Celui-ci propose par ailleurs de créer un nouveau cadre d'emplois de catégorie B, celui de "technicien familial", qui regrouperait trois spécialités : les moniteurs-éducateurs, les techniciens en intervention sociale et familiale (qui font actuellement partie du cadre d'emplois des agents sociaux, ce qui semble inadapté étant donné le niveau de diplôme exigé) et les conseillères conjugales et familiales. Ces dernières ne bénéficiant pour l'heure d'aucun cadre d'emplois?


Se former, y compris pour changer de métier

Enfin, parmi les agents de catégorie A, le rapport se penche entre autres sur le cas des quelque 8.600 médecins territoriaux. Avec, à la clé, plusieurs préconisations : la suppression de l'épreuve d'admissibilité lors du concours, jugée injustifiée pour des personnes détenant déjà un diplôme de médecin ; l'alignement de leur statut (et donc de leur rémunération) sur celui des médecins inspecteurs de santé publique de l'Etat, voire sur celui des médecins de la fonction publique hospitalière ; la suppression du quota pour passer médecin hors classe. Car il est clair que les freins actuels "posent des problèmes de recrutement aux collectivités" : celles-ci ont déjà commencé à subir une baisse des effectifs et la situation "risque de devenir critique dans les années à venir" dans la mesure où 50% des médecins territoriaux en fonction ont plus de 55 ans?
"Il ne s'agit pas de tout remettre à plat mais simplement, en partant de l'existant, de simplifier, de remédier à certaines anomalies", résume-t-on au CSFPT, où le rapport a été adopté à une large majorité. Ce rapport va maintenant être remis aux ministres de la Fonction publique, des Collectivités territoriales et de la Santé, ainsi qu'à l'Assemblée et au Sénat. Le président du CSFPT, Bernard Derosier, compte bien, y compris en tant que parlementaire, peser de tout son poids pour que ces ajustements voient prochainement le jour.
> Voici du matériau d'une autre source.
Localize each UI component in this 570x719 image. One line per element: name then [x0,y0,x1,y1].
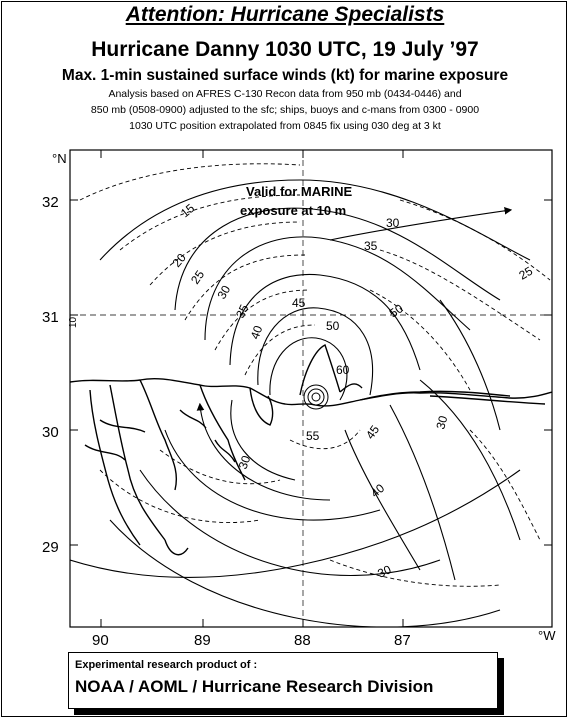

En insistant sans doute sur la question centrale de la formation en cours de carrière, "quasiment inexistante aujourd'hui". S'agissant le plus souvent de formations longues, Jean-Claude Lenay relève d'ailleurs la nécessité d'une mutualisation des moyens (financement et personnels de remplacement) via les centres de gestion. Et souligne que le levier de la formation doit aussi se traduire par la possibilité pour l'agent, au terme d'un certain nombre d'années de service, de changer de métier ou de filière.